17. As to the third ground of appeal, we agree with Mr Clarke’s submissions regarding the relevant jurisprudence. It is clear from MS (Sri Lanka) [2012] EWCA Civ 1548 at [14] that throughout the course of the litigation in both the First tier and Upper Tribunals, the Respondent had the opportunity to cross-examine the Appellant but did not take that opportunity. This is factually distinct from the current situation where there was no Presenting Officer present. In these circumstances the Surendran guidelines are applicable ie. the Judge should request the Appellant’s representative to put questions pertinent to credibility, if that has been raised in the refusal decision or arising from the papers.

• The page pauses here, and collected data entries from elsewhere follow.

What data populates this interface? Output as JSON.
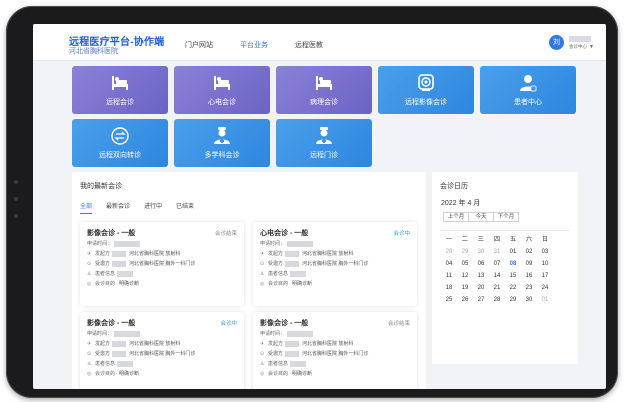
{
  "header": {
    "title": "远程医疗平台-协作端",
    "subtitle": "河北省胸科医院",
    "nav": [
      "门户网站",
      "平台业务",
      "远程医教"
    ],
    "active_nav": 1,
    "user": {
      "avatar_text": "刘",
      "dept": "会诊中心"
    }
  },
  "tiles": [
    {
      "label": "远程会诊",
      "icon": "bed-icon",
      "theme": "purple"
    },
    {
      "label": "心电会诊",
      "icon": "bed-icon",
      "theme": "purple"
    },
    {
      "label": "病理会诊",
      "icon": "bed-icon",
      "theme": "purple"
    },
    {
      "label": "远程影像会诊",
      "icon": "scan-icon",
      "theme": "blue"
    },
    {
      "label": "患者中心",
      "icon": "patient-icon",
      "theme": "blue"
    },
    {
      "label": "远程双向转诊",
      "icon": "transfer-icon",
      "theme": "blue"
    },
    {
      "label": "多学科会诊",
      "icon": "doctor-icon",
      "theme": "blue"
    },
    {
      "label": "远程门诊",
      "icon": "doctor-icon",
      "theme": "blue"
    }
  ],
  "consult": {
    "title": "我的最新会诊",
    "tabs": [
      "全部",
      "最新会诊",
      "进行中",
      "已结束"
    ],
    "active_tab": 0,
    "cards": [
      {
        "title": "影像会诊 - 一般",
        "status": "会诊结束",
        "state": "done",
        "apply_time": "申请时间：",
        "sender": "发起方",
        "sender_val": "河北省胸科医院 放射科",
        "receiver": "受邀方",
        "receiver_val": "河北省胸科医院 胸外一科门诊",
        "patient": "患者信息",
        "purpose": "会诊目的",
        "purpose_val": "明确诊断"
      },
      {
        "title": "心电会诊 - 一般",
        "status": "会诊中",
        "state": "live",
        "apply_time": "申请时间：",
        "sender": "发起方",
        "sender_val": "河北省胸科医院 放射科",
        "receiver": "受邀方",
        "receiver_val": "河北省胸科医院 胸外一科门诊",
        "patient": "患者信息",
        "purpose": "会诊目的",
        "purpose_val": "明确诊断"
      },
      {
        "title": "影像会诊 - 一般",
        "status": "会诊中",
        "state": "live",
        "apply_time": "申请时间：",
        "sender": "发起方",
        "sender_val": "河北省胸科医院 放射科",
        "receiver": "受邀方",
        "receiver_val": "河北省胸科医院 胸外一科门诊",
        "patient": "患者信息",
        "purpose": "会诊目的",
        "purpose_val": "明确诊断"
      },
      {
        "title": "影像会诊 - 一般",
        "status": "会诊结束",
        "state": "done",
        "apply_time": "申请时间：",
        "sender": "发起方",
        "sender_val": "河北省胸科医院 放射科",
        "receiver": "受邀方",
        "receiver_val": "河北省胸科医院 胸外一科门诊",
        "patient": "患者信息",
        "purpose": "会诊目的",
        "purpose_val": "明确诊断"
      }
    ]
  },
  "calendar": {
    "title": "会诊日历",
    "month": "2022 年 4 月",
    "buttons": [
      "上个月",
      "今天",
      "下个月"
    ],
    "weekdays": [
      "一",
      "二",
      "三",
      "四",
      "五",
      "六",
      "日"
    ],
    "weeks": [
      [
        "28",
        "29",
        "30",
        "31",
        "01",
        "02",
        "03"
      ],
      [
        "04",
        "05",
        "06",
        "07",
        "08",
        "09",
        "10"
      ],
      [
        "11",
        "12",
        "13",
        "14",
        "15",
        "16",
        "17"
      ],
      [
        "18",
        "19",
        "20",
        "21",
        "22",
        "23",
        "24"
      ],
      [
        "25",
        "26",
        "27",
        "28",
        "29",
        "30",
        "01"
      ]
    ],
    "today": "08"
  },
  "colors": {
    "accent": "#2f78e8",
    "purple": "#7a73cf",
    "blue": "#3a92e4"
  }
}
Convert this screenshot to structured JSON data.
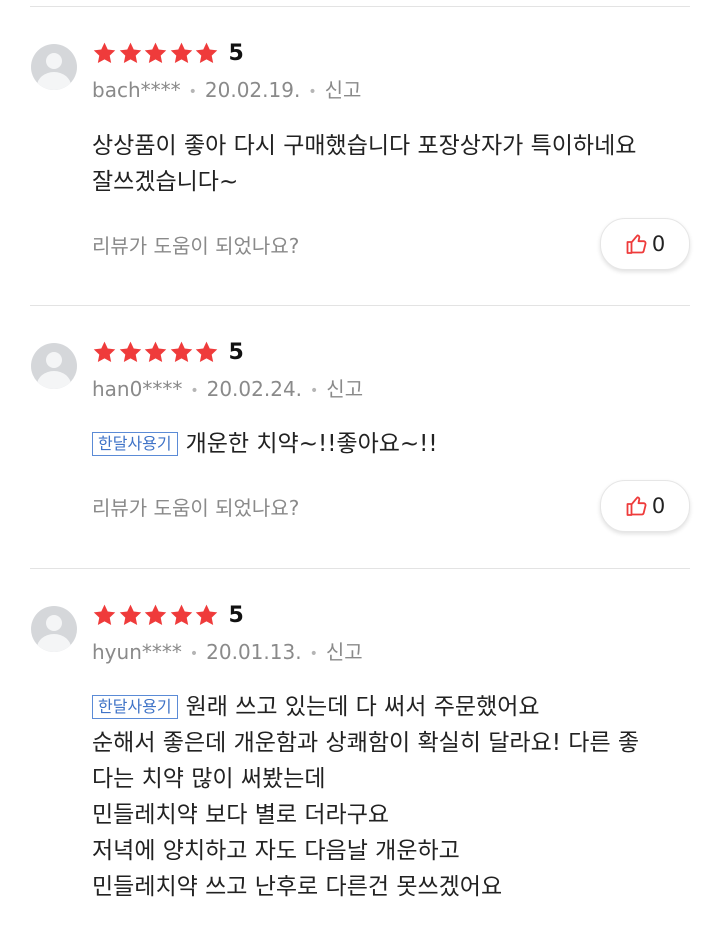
{
  "colors": {
    "star": "#ef3b3b",
    "tag_border": "#5b8bd6",
    "tag_text": "#3f73c7",
    "like_icon": "#ee3b3b",
    "muted_text": "#8a8a8a"
  },
  "helpful_prompt": "리뷰가 도움이 되었나요?",
  "reviews": [
    {
      "rating": 5,
      "rating_label": "5",
      "username": "bach****",
      "date": "20.02.19.",
      "report_label": "신고",
      "tag": "",
      "lines": [
        "상상품이 좋아 다시 구매했습니다 포장상자가 특이하네요",
        "잘쓰겠습니다~"
      ],
      "helpful_prompt": "리뷰가 도움이 되었나요?",
      "like_count": "0",
      "like_icon": "thumbs-up-icon"
    },
    {
      "rating": 5,
      "rating_label": "5",
      "username": "han0****",
      "date": "20.02.24.",
      "report_label": "신고",
      "tag": "한달사용기",
      "lines": [
        "개운한 치약~!!좋아요~!!"
      ],
      "helpful_prompt": "리뷰가 도움이 되었나요?",
      "like_count": "0",
      "like_icon": "thumbs-up-icon"
    },
    {
      "rating": 5,
      "rating_label": "5",
      "username": "hyun****",
      "date": "20.01.13.",
      "report_label": "신고",
      "tag": "한달사용기",
      "lines": [
        "원래 쓰고 있는데 다 써서 주문했어요",
        "순해서 좋은데 개운함과 상쾌함이 확실히 달라요! 다른 좋",
        "다는 치약 많이 써봤는데",
        "민들레치약 보다 별로 더라구요",
        "저녁에 양치하고 자도 다음날 개운하고",
        "민들레치약 쓰고  난후로 다른건 못쓰겠어요"
      ]
    }
  ]
}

18. We agree, however, that the Judge has gone beyond the scope of the refusal decision, which was concerned with the question of sole responsibility and the absence of contact between the Sponsor and Appellant from 2009 to 2019 and made adverse findings on the Appellant’s credibility without asking Mr Dingley to put such matters to him in the course of the hearing. This include: whether the fact that the Sponsor and his former wife had a bitter divorce would have been a barrier to the Sponsor visiting his son [17]; whether or not the Sponsor was receiving threats in Pakistan [19]; whether the Appellant has been subject to physical or mental abuse by his uncle or other family members [20]; whether the Appellant has been kept away from his father [21]. None of these points were contained within the refusal decision and were not raised with the Sponsor by the Judge either directly or through Mr Dingley. This was clearly unfair to the Sponsor and the Appellant. Therefore, we find that Ground 3 is also made out.


19. We find material errors of law in the decision and reasons of First tier Tribunal Judge Abebrese. We set that decision aside and remit the appeal for a hearing de novo before the First tier Tribunal.